WHO report highlights growing numbers of drug-resistant tuberculosis
19 March 2010
Up to a quarter of people with tuberculosis in some regions can no longer be treated with standard drug regimens. This is the stark finding of a new World Health Organization report which estimates that 440,000 people had multidrug-resistant TB (MDR-TB) in 2008, a third of whom died.
Multidrug and Extensively Drug-Resistant Tuberculosis (M/XDR-TB): 2010 Global Report on Surveillance and Response presents data from 114 countries. It underlines that almost half of all cases of MDR-TB are estimated to occur in China and India. In Africa an estimated 69,000 cases emerged.
The report also explores the relationship between HIV and MDR-TB and notes that drug resistant TB among people living with HIV has been widely documented in certain settings, such as hospitals. It further states that TB patients co-infected with HIV in three Eastern European countries, Estonia, Latvia, and the Republic of Moldova, were found to be at greater risk of having multidrug-resistant tuberculosis compared to TB patients without HIV infection. Studies in Lithuania, Ukraine and Mozambique show similar results. More research is required to ascertain whether these findings would be replicated worldwide and the report notes that no data have been received from countries with the highest HIV prevalence.
According to UNAIDS, HIV-positive people are especially vulnerable to the impact of TB and MDR-TB. They are at increased risk of contracting the disease and experiencing serious side effects and are more likely to die if infected. HIV and TB are seen as so closely connected that they are often referred to as ‘co-epidemics’. To appropriately respond to both epidemics and avoid more widespread drug resistance, fully integrated TB/HIV services should be priority concern of all TB and HIV programmes.
Preventing people living with HIV dying from tuberculosis is one of the nine priority areas in the UNAIDS Outcome Framework 2009-11.
For the first time, the WHO global report includes an assessment of progress countries are making in the diagnosis and treatment of multidrug-resistant TB. Six countries are the subject of special focus.

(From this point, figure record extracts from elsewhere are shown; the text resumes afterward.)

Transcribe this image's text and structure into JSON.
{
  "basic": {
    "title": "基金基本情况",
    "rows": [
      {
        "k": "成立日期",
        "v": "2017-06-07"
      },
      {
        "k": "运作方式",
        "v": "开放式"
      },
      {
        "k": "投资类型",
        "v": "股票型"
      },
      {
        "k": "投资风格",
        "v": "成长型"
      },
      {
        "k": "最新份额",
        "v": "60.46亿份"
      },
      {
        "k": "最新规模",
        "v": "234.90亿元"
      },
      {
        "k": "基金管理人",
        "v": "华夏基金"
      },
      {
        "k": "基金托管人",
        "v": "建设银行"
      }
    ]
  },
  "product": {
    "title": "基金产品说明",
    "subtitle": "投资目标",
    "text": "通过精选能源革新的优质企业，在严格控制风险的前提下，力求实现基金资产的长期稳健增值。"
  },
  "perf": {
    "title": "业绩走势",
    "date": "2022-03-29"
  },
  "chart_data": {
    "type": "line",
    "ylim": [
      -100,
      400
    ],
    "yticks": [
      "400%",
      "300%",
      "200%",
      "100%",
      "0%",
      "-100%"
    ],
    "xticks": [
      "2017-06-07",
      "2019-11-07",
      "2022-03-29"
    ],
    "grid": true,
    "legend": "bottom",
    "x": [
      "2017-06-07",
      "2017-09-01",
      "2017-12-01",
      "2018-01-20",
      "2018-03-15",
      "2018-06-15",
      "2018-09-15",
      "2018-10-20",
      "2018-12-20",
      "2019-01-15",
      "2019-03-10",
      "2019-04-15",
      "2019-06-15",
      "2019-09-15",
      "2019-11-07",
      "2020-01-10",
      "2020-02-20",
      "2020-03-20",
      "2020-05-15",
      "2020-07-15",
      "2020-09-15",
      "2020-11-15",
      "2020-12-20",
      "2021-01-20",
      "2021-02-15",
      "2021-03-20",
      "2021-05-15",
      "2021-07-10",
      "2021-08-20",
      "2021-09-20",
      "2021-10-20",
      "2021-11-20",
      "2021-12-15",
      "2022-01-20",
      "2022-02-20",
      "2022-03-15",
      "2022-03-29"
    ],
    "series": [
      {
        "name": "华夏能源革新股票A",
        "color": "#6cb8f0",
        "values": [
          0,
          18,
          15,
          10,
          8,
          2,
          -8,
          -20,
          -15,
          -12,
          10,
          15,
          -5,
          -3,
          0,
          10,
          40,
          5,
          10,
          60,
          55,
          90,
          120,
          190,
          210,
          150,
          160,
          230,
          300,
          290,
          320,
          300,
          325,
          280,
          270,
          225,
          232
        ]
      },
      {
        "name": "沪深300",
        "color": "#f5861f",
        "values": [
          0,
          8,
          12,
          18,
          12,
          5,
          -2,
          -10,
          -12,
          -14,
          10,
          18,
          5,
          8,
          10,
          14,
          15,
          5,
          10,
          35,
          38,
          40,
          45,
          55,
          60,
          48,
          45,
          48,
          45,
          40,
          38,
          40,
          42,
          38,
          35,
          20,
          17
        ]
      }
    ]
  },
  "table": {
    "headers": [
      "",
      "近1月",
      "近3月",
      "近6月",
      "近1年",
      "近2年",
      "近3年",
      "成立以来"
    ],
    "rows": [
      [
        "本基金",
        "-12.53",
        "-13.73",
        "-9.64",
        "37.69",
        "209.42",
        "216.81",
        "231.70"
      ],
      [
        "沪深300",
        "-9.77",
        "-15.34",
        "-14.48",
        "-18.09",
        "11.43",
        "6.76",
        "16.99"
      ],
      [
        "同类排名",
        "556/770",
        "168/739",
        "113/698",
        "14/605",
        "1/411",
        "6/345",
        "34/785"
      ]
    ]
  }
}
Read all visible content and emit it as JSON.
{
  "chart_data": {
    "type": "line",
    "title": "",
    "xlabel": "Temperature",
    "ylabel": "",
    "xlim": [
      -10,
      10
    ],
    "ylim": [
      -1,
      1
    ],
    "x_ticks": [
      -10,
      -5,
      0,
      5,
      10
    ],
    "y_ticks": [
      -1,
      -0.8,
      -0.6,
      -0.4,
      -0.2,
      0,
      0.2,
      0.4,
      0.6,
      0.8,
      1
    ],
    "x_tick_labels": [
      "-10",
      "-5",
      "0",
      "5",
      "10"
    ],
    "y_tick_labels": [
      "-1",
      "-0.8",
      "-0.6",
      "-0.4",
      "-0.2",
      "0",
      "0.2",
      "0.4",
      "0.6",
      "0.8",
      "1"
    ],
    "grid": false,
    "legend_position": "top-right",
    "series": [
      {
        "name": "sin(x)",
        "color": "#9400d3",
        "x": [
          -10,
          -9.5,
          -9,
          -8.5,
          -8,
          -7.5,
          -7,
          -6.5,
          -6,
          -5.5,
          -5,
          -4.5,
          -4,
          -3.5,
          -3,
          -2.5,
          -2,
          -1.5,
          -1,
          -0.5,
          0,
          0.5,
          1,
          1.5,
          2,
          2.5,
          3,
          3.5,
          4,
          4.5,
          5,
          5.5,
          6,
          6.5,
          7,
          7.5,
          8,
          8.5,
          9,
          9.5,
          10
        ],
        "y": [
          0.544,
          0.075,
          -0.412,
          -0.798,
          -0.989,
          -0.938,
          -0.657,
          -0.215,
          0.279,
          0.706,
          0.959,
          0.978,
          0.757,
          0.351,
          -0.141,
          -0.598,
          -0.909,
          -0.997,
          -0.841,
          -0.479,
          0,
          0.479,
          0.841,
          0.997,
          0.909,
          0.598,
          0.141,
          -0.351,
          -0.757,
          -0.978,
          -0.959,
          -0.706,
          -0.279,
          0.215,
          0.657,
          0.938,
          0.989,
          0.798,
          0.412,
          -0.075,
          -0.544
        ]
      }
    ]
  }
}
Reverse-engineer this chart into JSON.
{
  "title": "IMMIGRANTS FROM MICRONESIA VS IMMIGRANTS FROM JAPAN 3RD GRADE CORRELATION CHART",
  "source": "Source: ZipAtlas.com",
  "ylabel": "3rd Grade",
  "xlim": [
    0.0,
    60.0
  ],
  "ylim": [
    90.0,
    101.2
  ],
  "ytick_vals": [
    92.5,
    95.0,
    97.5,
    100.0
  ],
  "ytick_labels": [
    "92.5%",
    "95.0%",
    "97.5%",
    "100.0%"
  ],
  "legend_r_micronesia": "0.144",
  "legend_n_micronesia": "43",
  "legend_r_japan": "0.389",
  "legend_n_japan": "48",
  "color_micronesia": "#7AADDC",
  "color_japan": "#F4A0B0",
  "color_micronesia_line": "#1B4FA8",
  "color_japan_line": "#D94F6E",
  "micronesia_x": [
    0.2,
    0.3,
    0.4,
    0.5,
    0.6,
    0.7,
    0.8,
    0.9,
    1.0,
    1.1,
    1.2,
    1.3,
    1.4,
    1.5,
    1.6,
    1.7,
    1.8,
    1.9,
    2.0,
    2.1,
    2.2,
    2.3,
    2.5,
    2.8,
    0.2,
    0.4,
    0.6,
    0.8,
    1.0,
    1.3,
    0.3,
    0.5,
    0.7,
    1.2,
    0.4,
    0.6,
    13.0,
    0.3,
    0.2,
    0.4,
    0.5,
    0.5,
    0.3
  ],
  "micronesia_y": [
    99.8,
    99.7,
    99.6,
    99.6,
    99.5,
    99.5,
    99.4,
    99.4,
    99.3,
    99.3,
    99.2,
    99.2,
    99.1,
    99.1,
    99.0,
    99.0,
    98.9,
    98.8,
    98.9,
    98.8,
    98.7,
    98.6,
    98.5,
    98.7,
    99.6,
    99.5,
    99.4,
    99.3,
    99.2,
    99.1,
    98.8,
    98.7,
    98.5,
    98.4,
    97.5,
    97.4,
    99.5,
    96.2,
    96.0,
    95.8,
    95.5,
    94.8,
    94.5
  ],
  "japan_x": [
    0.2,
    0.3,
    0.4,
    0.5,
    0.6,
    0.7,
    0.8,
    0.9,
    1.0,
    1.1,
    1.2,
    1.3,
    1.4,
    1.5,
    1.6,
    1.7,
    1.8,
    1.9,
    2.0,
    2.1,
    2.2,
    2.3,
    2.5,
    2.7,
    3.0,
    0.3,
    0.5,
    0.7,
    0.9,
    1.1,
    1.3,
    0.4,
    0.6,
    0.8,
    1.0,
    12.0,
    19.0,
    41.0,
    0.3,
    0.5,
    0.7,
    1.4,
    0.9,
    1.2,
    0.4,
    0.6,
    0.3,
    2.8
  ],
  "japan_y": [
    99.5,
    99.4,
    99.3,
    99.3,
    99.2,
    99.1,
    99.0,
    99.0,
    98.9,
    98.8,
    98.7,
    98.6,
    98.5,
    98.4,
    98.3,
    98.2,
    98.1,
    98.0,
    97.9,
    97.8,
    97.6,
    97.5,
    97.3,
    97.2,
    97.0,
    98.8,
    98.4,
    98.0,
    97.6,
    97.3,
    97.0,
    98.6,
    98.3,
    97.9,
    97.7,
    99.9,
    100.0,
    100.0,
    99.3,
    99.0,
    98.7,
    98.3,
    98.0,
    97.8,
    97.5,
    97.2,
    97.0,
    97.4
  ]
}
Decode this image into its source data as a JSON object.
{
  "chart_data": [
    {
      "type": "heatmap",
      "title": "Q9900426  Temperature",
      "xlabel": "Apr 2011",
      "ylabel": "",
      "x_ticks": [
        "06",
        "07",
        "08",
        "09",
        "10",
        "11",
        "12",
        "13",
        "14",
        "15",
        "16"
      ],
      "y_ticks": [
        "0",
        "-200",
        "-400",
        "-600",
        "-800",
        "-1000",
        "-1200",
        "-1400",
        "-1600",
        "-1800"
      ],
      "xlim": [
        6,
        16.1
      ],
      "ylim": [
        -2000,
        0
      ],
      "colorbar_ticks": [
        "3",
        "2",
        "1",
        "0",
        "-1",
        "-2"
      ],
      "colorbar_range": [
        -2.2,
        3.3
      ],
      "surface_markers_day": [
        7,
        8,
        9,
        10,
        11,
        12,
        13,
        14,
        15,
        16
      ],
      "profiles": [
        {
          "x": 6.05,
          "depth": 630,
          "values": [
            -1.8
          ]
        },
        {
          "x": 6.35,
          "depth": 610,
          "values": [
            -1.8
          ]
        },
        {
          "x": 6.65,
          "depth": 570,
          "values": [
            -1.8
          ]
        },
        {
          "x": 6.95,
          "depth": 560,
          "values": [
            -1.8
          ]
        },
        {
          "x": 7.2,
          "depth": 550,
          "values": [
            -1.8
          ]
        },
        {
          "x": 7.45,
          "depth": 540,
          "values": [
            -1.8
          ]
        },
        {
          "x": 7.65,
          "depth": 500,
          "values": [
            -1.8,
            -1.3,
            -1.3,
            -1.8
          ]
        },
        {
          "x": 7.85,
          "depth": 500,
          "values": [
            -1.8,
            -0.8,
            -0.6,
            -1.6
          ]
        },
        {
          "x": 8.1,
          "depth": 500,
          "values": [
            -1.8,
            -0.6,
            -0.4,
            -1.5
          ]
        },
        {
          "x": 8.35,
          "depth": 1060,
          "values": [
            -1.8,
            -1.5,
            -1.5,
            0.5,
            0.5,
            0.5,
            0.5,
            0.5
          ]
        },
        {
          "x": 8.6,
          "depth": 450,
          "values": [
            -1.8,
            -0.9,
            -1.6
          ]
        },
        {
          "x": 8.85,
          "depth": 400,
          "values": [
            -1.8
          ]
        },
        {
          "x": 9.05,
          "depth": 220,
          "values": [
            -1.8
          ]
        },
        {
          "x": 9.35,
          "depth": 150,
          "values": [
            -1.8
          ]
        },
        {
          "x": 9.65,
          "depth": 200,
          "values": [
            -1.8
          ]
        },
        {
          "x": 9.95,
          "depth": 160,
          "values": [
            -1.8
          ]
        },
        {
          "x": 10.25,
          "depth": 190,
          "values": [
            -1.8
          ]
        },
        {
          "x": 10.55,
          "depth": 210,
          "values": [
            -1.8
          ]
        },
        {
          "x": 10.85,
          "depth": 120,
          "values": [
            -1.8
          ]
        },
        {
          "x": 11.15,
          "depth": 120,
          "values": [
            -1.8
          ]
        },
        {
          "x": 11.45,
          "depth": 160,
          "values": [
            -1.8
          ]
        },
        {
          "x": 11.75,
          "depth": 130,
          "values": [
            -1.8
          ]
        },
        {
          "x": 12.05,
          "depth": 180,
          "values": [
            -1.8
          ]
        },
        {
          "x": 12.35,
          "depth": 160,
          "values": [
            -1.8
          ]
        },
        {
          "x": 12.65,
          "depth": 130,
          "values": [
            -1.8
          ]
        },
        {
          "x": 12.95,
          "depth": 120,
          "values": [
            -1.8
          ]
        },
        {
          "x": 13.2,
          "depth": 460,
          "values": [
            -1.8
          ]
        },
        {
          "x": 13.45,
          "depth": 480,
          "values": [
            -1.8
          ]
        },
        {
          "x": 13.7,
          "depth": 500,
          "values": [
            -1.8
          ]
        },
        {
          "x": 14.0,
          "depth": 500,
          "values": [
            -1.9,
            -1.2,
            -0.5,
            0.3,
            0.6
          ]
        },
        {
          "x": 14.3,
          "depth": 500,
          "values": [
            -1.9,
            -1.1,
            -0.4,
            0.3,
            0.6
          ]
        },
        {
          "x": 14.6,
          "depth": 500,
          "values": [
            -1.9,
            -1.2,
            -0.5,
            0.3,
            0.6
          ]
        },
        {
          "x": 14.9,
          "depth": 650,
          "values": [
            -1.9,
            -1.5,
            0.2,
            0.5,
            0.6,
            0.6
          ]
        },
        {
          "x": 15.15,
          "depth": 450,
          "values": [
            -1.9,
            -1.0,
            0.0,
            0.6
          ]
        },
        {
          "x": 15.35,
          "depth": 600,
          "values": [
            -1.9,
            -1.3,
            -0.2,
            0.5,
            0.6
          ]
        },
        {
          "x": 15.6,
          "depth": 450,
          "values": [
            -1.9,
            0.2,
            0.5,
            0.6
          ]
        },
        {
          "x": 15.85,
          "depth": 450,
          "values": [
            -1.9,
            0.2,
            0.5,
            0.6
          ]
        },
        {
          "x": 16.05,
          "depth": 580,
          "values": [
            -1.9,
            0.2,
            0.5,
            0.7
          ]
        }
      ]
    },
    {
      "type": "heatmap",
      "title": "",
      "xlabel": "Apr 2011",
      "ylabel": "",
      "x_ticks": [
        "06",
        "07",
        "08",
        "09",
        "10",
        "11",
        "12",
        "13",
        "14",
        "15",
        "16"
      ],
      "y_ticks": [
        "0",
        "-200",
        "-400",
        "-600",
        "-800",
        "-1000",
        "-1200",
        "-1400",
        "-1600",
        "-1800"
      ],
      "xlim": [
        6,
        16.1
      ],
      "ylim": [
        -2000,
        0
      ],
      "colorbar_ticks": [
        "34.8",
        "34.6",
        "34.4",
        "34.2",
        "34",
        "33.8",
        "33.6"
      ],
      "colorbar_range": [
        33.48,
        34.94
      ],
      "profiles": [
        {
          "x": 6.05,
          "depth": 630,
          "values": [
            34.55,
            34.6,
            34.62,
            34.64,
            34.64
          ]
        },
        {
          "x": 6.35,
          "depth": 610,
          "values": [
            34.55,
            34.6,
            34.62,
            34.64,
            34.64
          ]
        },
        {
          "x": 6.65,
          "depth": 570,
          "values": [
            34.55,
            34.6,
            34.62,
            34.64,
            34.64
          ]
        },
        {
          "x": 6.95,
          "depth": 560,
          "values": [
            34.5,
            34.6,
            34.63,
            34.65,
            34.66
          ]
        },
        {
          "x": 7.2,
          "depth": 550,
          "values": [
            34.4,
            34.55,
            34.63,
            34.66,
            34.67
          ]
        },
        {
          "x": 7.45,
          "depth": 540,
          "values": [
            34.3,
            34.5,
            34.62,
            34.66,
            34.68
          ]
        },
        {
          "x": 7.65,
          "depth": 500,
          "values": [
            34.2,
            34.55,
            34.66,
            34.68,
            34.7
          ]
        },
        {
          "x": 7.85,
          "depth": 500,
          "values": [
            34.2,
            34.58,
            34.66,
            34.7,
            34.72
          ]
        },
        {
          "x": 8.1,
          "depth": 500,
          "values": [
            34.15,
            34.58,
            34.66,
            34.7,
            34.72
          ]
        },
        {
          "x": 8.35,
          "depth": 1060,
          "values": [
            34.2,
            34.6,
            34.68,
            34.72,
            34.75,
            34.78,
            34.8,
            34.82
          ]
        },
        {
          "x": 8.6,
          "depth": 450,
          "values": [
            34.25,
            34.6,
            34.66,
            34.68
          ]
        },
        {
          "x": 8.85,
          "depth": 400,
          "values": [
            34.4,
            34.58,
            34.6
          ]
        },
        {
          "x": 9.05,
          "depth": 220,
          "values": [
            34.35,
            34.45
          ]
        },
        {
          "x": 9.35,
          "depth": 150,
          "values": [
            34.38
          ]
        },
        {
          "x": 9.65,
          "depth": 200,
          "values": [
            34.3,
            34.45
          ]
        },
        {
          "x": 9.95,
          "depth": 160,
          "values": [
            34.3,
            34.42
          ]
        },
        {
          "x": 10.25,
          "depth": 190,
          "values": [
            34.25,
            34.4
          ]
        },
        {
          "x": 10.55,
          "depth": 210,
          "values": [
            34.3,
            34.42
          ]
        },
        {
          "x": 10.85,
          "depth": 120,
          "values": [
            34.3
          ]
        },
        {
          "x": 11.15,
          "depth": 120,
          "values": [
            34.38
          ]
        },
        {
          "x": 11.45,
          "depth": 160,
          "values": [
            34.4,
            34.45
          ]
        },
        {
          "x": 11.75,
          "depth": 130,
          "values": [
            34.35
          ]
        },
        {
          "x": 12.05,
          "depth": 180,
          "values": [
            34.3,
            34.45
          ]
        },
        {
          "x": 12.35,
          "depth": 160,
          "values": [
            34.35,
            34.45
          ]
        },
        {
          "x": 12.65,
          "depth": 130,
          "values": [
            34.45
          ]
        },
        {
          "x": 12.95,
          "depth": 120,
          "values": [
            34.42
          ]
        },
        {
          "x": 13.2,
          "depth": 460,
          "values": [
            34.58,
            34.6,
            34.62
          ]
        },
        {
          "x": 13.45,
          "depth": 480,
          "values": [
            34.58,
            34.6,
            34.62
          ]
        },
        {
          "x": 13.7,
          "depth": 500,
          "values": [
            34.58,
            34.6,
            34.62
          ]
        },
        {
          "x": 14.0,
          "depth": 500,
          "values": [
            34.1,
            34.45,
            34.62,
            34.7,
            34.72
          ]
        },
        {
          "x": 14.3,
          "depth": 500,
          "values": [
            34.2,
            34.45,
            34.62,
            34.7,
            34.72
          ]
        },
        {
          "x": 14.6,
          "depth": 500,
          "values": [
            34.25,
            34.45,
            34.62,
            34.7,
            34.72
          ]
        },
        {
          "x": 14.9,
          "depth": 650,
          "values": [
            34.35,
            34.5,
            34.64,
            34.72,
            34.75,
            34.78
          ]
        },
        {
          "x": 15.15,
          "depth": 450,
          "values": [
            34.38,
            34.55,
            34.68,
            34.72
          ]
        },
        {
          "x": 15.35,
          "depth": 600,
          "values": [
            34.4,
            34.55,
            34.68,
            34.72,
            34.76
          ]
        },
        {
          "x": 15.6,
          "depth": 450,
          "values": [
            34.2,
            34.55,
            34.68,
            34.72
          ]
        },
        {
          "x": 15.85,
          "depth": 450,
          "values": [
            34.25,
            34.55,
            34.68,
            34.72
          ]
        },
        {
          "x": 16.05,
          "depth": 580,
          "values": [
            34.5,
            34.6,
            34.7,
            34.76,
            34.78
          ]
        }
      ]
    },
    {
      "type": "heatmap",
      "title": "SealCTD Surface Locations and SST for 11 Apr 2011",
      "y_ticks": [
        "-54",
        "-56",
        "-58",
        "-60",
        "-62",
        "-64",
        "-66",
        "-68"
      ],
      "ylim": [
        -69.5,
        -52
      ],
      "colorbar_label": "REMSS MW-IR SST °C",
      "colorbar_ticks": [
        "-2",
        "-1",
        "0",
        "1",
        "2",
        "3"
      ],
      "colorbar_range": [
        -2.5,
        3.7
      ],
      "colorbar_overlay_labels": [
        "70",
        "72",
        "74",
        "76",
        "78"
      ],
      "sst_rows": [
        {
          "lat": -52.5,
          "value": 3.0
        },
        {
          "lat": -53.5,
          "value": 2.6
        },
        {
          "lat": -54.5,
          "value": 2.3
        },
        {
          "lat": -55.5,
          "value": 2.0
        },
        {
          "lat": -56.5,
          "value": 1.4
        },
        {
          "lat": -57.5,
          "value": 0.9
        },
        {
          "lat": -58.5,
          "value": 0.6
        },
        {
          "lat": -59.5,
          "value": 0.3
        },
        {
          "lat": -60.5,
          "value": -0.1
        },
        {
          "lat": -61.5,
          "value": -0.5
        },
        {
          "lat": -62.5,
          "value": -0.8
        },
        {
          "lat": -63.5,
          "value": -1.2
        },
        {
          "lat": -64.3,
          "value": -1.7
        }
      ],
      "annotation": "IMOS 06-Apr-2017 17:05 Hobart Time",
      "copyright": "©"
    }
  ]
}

Bangladesh is one of the few developing nations carrying out continuous surveillance among TB cases which were previously treated in selected areas. China has reported results from its first ever drug resistance survey; Ethiopia was among the first countries to introduce rapid molecular laboratory tests. Nepal and Romania both have successful treatment programmes for MDR-TB and South Africa has introduced policy changes for improving management and care for those living with the disease.
Although there has been notable success in some countries, world-wide progress in controlling multidrug-resistant TB remains slow. According to the WHO report only an estimated 7% of all MDR-TB patients are diagnosed.
Of major concern is the very high cost of treating this form of the disease. The price of drugs alone is 50 to 200 times higher than treating a drug-susceptible TB patient. However, WHO maintains that treatment of MDR-TB has been shown to be cost-effective.
According to the report, there is an urgent need for drug regimens which are shorter than the current two year span, improvements in laboratory facilities and access to rapid diagnosis and treatment. WHO is undertaking a five-year project aimed at strengthening TB laboratories with rapid tests in some 30 countries. It is also working closely with a number of organisations to increase access to treatment so that more lives can be saved.
Note: Multi-drug resistant TB (MDR-TB) is tuberculosis that is resistant to at least Rifampicin and Isoniazid, the two most powerful anti-tuberculosis drugs. Extensively drug- resistant TB (XDR-TB) is MDR-TB that is also resistant to at least two out of the three classes of second line TB medicines.